От руки книги было переписывать муторно и очень, очень долго. А вот до технологии штампа человечество дошло уже в глубокой древности. Взять те же рисунки на ткани в виде набойки или монеты из Древнего Египта, Греции и Рима. А ведь все это была печать или тот же штамп. В Китае так и вообще уже пять веков назад до этого времени начинали печатать самые настоящие книги. Там брали ровную дощечку из грушевого дерева, промазывали ее специальным рисовым клеем, а затем к ней прикладывали написанный тушью на тонкой бумаге текст. Он отпечатывался на доске, после чего умельцы аккуратно удаляли все пустые места, получая в итоге деревянный зеркальный штамп. Вот с него-то затем и печатали сначала отдельные текстовые листы, а затем даже и целые книги. Одна доска – это один лист, а если в этой книге три сотни страниц, ну или, скажем, пять? На каждую такую книгу требовалось по целой комнате для хранения этих печатных форм-досок. Весь этот процесс был непростым и очень, очень небыстрым. Только на одну резку такой доски уходило более месяца, а ведь при печати само дерево размокало, деформировалось и становилось совсем непригодным для использования.
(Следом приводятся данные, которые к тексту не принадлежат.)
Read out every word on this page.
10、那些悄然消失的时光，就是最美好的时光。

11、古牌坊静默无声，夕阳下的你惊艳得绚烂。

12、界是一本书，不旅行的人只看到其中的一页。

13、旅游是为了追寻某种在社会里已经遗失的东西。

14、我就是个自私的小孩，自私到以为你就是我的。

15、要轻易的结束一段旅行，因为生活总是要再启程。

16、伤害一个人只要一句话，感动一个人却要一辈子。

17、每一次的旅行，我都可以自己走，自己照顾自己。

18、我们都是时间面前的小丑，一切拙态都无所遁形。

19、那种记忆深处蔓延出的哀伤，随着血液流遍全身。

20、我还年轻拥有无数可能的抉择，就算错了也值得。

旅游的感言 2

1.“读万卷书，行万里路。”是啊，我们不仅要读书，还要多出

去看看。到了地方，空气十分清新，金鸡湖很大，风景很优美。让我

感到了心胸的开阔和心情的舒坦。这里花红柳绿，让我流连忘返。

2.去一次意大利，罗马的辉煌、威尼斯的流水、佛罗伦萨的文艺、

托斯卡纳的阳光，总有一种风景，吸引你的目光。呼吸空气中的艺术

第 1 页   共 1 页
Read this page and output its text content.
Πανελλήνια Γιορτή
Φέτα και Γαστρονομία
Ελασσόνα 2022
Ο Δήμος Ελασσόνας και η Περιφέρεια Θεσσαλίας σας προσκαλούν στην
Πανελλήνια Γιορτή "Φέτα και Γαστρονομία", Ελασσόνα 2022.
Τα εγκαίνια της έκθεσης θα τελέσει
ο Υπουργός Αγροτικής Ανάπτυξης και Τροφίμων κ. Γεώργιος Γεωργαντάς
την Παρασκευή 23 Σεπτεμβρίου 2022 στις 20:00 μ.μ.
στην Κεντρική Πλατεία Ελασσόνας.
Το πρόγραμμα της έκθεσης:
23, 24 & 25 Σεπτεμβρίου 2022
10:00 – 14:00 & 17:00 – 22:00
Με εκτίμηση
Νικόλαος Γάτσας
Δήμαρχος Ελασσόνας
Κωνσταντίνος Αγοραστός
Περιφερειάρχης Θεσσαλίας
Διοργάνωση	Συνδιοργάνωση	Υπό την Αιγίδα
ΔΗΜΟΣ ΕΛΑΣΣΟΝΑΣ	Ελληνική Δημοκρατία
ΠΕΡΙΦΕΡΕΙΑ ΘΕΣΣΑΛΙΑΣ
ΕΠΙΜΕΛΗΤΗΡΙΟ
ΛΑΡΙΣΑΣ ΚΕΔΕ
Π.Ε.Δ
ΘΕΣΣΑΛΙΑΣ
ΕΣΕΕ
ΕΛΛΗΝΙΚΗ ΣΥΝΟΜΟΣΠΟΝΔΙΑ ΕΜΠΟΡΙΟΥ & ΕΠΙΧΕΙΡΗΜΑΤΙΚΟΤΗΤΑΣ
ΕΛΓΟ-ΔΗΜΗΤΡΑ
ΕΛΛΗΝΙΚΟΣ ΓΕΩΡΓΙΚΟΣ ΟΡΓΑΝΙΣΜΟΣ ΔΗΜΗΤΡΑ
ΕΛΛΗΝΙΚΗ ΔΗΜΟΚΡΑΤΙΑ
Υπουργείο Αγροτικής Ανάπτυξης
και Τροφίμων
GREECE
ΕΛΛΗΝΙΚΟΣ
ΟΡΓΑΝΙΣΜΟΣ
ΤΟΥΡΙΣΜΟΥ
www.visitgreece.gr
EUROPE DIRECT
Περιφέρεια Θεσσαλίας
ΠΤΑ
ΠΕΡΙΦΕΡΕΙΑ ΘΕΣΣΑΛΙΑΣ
Нужно было идти дальше – вводить технологию печати подвижными металлическими литерами, где сама форма больше не создается целиком на всю страницу, а набирается из отдельных букв, словно бы конструктор. Вот собрали вы, скажем, одну страницу, напечатали ее, а затем рассыпали литеры, набрали новую, и пожалуйста, печатаете уже теперь следующий текст. Экономично, быстро и очень практично! И вот тут нужно было продумывать изобретение самого печатного станка.
Металлические литеры и простейшие наборные формы уже в этой мастерской были, и сейчас печатники упражнялись в самой простейшей технике. Бумажный лист они хорошо, плотно пристукивали или прижимали к намазанной краской форме. Но вот при наложении и снятии листа, как бы они ни старались, текст у них всегда оказывался смазанным, рисунок получался очень нечетким, а из-за разного нажима на форму к тому же еще и неравномерно окрашенным.
Без настоящего печатного станка дальше идти было просто невозможно, и в мыслях у Андрея, наблюдающего за муками своих мастеров, было придумать что-то типа пресса. Нужно было изобрести, как закрепить наборную форму в специальной рамке на ровной поверхности. А потом – как этот закрепленный лист накладывать на форму ровно, как бы «по иголкам», и уже затем сверху опускать специальный пресс с широкой и ровной доской. И вот этот самый пресс должен будет прижимать лист бумаги к форме с огромным усилием.
Типографскую краску тоже, похоже, придется теперь менять. Она здесь должна быть в меру вязкая и чистого, насыщенного цвета. Ну и, в общем-то, сами литеры, а вот тут уже академики все продумали и самостоятельно, без него. Ими брался стальной штамп, похожий на палочку, а на его конце уже была выгравирована буква. Этим штампом затем ударяли по медному брусу и получали вдавленную в нем матрицу. Затем эту матрицу вставляли в особую форму, состоявшую из двух составных частей. Расплавленный металл заливался в форму, а затем он остывал. Форму открывали, и на выходе получался металлический брусочек с рельефным изображением буквы на конце. Бери ее и другие буквы, да и собирай весь нужный тебе текст.
Работы тут было, конечно, непочатый край, но процесс уже пошел, и его теперь было не остановить. Не все академики верили, но Андрей уверял их с улыбкой, что через три года у каждого ученика школы будет своя книга по азбуке, грамматике, математике и даже по естественным наукам. А у вас на полочках, господа, так и вообще их по паре десятков будет стоять.
– Ну-ну, поживем – увидим! – качали головами академики, впервые взявшие в руки книгу здесь, в этом поместье.